Copper Closes Sharply Lower

Copper Closes Sharply Lower

Copper closed significantly lower this week after China released new indicators pointing to an economic slowdown.

The metal attempted a recovery after the People’s Bank of China (PBoC) cut interest rates to stimulate local demand, but the incentive seemed insufficient in the face of the negative outlook in the real estate and infrastructure sectors. On the Comex, the division for metals at the New York Mercantile Exchange (Nymex), copper with delivery scheduled for October fell by 1.56%. On the London Metal Exchange (LME), the ton of metal for three months experienced a decline of 1.23%.

According to Carsten Menke, an analyst at Julius Baer, “China’s data disappointed in all aspects,” and the country’s interest rate cut “won’t be sufficient as China’s struggles run deeper and reflect a mix of cyclical and structural factors” to foster consumption.

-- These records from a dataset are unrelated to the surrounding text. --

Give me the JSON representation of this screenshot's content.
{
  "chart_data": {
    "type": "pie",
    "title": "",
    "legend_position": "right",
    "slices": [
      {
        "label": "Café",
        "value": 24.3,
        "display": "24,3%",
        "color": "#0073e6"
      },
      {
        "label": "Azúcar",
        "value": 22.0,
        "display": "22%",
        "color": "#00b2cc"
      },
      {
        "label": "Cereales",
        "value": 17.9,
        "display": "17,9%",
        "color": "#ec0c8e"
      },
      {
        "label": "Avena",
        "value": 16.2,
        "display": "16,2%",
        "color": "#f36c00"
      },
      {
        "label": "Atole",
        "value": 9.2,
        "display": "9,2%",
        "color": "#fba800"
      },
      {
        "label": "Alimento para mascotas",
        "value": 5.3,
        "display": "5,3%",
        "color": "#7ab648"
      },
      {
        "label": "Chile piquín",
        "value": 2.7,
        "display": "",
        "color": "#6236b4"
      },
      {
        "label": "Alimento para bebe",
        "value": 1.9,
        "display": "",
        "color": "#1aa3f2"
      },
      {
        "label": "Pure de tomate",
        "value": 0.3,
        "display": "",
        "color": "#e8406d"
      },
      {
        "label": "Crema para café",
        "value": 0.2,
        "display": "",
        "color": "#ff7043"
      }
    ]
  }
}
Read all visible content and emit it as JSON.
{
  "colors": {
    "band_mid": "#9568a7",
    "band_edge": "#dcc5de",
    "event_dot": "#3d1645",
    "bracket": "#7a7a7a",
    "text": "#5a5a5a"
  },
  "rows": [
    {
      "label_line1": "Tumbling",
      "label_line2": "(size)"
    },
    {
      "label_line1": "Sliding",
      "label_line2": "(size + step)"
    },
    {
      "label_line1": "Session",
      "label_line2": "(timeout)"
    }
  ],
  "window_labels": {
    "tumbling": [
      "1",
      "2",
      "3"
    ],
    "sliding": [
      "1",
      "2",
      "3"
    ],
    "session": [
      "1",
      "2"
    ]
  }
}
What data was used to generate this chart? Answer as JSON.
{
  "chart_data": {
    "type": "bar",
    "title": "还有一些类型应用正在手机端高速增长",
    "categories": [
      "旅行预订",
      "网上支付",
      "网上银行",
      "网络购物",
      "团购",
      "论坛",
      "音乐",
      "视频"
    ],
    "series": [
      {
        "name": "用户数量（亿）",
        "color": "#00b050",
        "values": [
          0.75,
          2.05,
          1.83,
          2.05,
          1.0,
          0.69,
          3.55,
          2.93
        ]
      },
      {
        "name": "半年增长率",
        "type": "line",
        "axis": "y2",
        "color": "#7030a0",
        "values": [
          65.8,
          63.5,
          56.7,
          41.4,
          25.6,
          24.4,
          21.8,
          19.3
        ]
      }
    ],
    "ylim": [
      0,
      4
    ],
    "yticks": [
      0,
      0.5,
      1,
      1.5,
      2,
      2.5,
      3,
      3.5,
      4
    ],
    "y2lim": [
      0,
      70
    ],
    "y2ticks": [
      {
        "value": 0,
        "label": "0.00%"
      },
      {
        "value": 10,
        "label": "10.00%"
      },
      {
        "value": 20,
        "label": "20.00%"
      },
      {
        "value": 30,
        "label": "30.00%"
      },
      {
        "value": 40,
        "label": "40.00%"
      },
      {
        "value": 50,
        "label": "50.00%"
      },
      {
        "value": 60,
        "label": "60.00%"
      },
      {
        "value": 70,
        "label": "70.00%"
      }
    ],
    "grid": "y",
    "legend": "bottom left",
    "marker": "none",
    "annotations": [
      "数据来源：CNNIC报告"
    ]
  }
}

Menke assesses that in the future, China’s expectation to demand less copper as the country’s population points to an overall contraction, accompanied by less pronounced urbanization, which will require less from the real estate sector and consequently reduce the demand for copper.

Commerzbank estimates that Chinese copper production has also increased, intensifying the supply while demand continues to remain low. According to Commerzbank, a recent survey by the Chinese state agency Antaike shows that basic metal production grew by 3.4% in July, based on a sample that corresponds to 82% of China’s total production.